Conditional and looping pipelines

Steps can branch based on what a previous agent returned, or repeat until a quality threshold is met. Useful for research loops, validation workflows, and iterative refinement tasks.

Inline tool definitions

For simple integrations that do not warrant a full MCP server, declare tools directly in the agent spec as HTTP endpoints. The agent calls your URL when the tool is invoked and returns the response to the model. No extra infrastructure required.

Multi-model support

Run agents on OpenAI, Google Gemini, or other providers alongside Anthropic. Route tasks to the cheapest or fastest model that meets your quality bar. Mix models within a single pipeline.

LiteLLM integration

Optional integration with LiteLLM for teams that want cross-provider failover, unified rate limiting, or namespace-level token quotas. The operator injects the proxy endpoint automatically. You get the benefits of a smart LLM proxy without arkonis-operator needing to sit in the call path.

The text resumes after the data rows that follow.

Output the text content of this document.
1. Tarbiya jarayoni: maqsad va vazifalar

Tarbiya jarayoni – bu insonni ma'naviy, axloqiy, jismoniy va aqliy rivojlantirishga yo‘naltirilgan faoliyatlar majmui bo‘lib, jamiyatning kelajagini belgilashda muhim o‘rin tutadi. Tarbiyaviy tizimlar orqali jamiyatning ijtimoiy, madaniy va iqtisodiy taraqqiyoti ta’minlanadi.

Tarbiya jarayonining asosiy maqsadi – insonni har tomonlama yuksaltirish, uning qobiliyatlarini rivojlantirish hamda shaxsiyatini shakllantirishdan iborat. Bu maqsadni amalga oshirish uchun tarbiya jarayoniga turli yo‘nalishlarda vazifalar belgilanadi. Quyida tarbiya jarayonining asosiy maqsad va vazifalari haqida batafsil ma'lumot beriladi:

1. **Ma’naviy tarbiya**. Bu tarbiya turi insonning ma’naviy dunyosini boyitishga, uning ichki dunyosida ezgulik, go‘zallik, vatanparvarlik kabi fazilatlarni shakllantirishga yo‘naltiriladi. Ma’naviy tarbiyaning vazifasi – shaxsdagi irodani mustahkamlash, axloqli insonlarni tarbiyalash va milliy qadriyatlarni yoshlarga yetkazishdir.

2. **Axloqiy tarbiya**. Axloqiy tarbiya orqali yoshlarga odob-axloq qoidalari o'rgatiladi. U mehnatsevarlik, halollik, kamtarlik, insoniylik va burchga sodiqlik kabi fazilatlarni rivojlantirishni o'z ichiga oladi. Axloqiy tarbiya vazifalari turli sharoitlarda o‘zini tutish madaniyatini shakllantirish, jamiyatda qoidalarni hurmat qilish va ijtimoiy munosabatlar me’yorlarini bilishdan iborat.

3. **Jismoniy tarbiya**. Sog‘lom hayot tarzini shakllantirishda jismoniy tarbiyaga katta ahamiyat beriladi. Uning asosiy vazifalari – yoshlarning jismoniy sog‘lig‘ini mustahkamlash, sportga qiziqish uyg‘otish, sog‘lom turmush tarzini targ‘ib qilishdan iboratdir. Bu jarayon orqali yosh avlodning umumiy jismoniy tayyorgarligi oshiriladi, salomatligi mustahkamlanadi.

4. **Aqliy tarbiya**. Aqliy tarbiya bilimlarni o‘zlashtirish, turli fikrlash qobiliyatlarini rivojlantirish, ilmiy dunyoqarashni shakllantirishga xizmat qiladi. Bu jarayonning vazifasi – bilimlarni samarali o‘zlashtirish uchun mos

Cost controls and token budgets

Track token usage per agent, per namespace, and per team. Set daily token limits and the operator automatically pauses an agent that exceeds its budget and resumes it the next day. No application code changes required.

Planned

Autoscaling on queue depth

Agent replicas scale based on how many tasks are waiting, not CPU or memory. An empty queue scales to zero; a deep queue adds replicas immediately. Implemented via KEDA so it integrates with existing autoscaling infrastructure.

Distributed tracing

Every task produces a trace: time spent in queue, LLM call latency, individual tool call durations, and total cost. Exportable to any OpenTelemetry-compatible backend.

Usage dashboards

Per-agent and per-namespace views of task throughput, token consumption, error rates, and latency. No custom instrumentation required.

Helm chart

Single-command install with sensible defaults. Configurable for production deployments without editing raw manifests.